The Supreme Court has limited the instances in which deference will be owed to an agency’s interpretation of its own regulations (known as Auer deference).

“The possibility of deference can arise only if a regulation is genuinely ambiguous. And when we use that term, we mean it—genuinely ambiguous, even after a court has resorted to all the standard tools of interpretation. Still more, not all reasonable agency constructions of those truly ambiguous rules are entitled to deference. As just explained, we presume that Congress intended for courts to defer to agencies when they interpret their own ambiguous rules.But when the reasons for that presumption do not apply, or countervailing reasons outweigh them, courts should not give deference to an agency’s reading, except to the extent it has the ‘power to persuade.’” “And although the limits of Auer deference are not susceptible to any rigid test, we have noted various circumstances in which such deference is ‘unwarranted.’ In particular, that will be so when a court concludes that an interpretation does not reflect an agency’s authoritative, expertise-based, fair, or considered judgment.”

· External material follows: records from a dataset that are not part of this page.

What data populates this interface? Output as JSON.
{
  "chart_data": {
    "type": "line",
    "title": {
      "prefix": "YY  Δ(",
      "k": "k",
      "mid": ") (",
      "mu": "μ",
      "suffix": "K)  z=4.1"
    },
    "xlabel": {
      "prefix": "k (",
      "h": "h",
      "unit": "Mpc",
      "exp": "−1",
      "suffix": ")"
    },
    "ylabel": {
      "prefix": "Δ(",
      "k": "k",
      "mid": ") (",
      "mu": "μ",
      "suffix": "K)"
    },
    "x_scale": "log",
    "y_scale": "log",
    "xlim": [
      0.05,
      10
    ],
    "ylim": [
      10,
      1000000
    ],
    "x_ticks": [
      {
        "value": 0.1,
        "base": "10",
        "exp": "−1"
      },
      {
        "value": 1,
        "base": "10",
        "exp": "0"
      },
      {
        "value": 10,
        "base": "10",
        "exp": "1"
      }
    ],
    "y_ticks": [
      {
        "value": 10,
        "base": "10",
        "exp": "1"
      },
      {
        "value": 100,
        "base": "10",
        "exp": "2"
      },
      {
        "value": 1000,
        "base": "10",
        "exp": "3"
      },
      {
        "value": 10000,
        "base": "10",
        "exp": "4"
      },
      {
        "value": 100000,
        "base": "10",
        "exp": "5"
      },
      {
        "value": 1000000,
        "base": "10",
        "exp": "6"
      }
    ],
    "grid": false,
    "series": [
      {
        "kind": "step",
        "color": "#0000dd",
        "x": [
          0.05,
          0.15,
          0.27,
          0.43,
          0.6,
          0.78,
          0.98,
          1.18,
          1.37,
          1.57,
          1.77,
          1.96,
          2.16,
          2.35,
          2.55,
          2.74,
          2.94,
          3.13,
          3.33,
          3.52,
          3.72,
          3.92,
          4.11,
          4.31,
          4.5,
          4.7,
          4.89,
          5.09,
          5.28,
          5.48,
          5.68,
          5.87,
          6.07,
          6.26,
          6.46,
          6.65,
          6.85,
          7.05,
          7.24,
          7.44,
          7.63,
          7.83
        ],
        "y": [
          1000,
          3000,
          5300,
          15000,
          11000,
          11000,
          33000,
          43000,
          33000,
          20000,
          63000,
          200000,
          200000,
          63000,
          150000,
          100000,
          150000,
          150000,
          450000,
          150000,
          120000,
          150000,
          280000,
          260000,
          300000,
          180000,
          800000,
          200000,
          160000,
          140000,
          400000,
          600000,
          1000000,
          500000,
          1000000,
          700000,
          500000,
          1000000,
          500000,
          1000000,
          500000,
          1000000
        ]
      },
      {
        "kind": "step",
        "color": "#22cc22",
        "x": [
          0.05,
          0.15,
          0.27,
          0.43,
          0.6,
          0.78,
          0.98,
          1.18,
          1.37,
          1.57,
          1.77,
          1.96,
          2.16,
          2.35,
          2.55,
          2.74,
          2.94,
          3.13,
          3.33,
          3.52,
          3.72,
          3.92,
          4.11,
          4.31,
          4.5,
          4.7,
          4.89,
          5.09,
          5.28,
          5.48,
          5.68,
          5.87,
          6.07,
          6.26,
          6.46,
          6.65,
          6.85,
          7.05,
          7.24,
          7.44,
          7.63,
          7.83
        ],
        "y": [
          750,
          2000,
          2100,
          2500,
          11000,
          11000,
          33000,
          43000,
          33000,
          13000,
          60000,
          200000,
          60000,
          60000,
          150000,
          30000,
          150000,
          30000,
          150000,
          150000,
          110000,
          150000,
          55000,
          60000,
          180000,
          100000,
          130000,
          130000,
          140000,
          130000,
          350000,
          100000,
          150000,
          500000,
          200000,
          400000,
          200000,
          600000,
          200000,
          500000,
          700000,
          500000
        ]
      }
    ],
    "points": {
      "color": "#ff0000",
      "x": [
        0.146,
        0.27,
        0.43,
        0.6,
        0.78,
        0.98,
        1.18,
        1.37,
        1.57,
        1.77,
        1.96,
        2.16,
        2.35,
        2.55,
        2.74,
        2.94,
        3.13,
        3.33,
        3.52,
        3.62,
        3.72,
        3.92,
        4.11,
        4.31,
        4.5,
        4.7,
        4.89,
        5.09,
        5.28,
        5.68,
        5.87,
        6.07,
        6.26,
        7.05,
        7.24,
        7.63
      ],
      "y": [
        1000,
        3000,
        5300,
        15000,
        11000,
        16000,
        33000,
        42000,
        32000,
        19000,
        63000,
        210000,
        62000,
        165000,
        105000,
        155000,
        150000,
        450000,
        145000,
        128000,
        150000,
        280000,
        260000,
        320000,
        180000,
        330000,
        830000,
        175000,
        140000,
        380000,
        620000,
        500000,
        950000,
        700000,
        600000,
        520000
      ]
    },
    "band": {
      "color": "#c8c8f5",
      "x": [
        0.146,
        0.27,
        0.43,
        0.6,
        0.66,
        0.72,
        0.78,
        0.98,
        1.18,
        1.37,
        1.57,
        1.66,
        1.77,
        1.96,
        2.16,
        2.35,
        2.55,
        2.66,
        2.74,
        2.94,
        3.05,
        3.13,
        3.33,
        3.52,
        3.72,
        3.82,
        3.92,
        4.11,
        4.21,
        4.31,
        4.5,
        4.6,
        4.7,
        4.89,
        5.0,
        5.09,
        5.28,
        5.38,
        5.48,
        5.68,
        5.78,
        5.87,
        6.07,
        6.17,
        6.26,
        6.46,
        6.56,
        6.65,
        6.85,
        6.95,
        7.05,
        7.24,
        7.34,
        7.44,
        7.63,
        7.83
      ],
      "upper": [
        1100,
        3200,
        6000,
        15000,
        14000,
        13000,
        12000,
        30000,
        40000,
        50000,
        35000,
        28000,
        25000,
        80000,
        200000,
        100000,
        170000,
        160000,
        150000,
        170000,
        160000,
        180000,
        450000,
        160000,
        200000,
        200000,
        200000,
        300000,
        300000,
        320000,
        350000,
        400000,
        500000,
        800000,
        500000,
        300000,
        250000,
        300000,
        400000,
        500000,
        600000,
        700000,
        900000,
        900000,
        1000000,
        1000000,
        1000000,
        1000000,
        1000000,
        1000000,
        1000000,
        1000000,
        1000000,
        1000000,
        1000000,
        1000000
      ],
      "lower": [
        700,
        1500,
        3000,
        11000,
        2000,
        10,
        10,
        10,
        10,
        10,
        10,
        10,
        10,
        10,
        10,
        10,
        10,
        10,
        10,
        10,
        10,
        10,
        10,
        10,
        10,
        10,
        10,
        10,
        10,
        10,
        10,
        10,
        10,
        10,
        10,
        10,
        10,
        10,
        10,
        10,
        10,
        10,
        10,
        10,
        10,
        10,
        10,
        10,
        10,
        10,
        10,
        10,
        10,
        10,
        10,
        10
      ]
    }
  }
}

Recognizing that not all regulations are ambiguous, the Court implored lower courts to “make a conscientious effort to determine, based on indicia like text, structure, history, and purpose, whether the regulation really has more than one reasonable meaning.”

The Court suggested that interpretation of legal terminology may fall outside an agency’s expertise. “When the agency has no comparative expertise in resolving a regulatory ambiguity, Congress presumably would not grant it that authority.”

“And a court may not defer to a new interpretation, whether or not introduced in litigation, that creates 'unfair surprise’ to regulated parties. That disruption of expectations may occur when an agency substitutes one view of a rule for another. We have therefore only rarely given Auer deference to an agency construction conflicting with a prior one.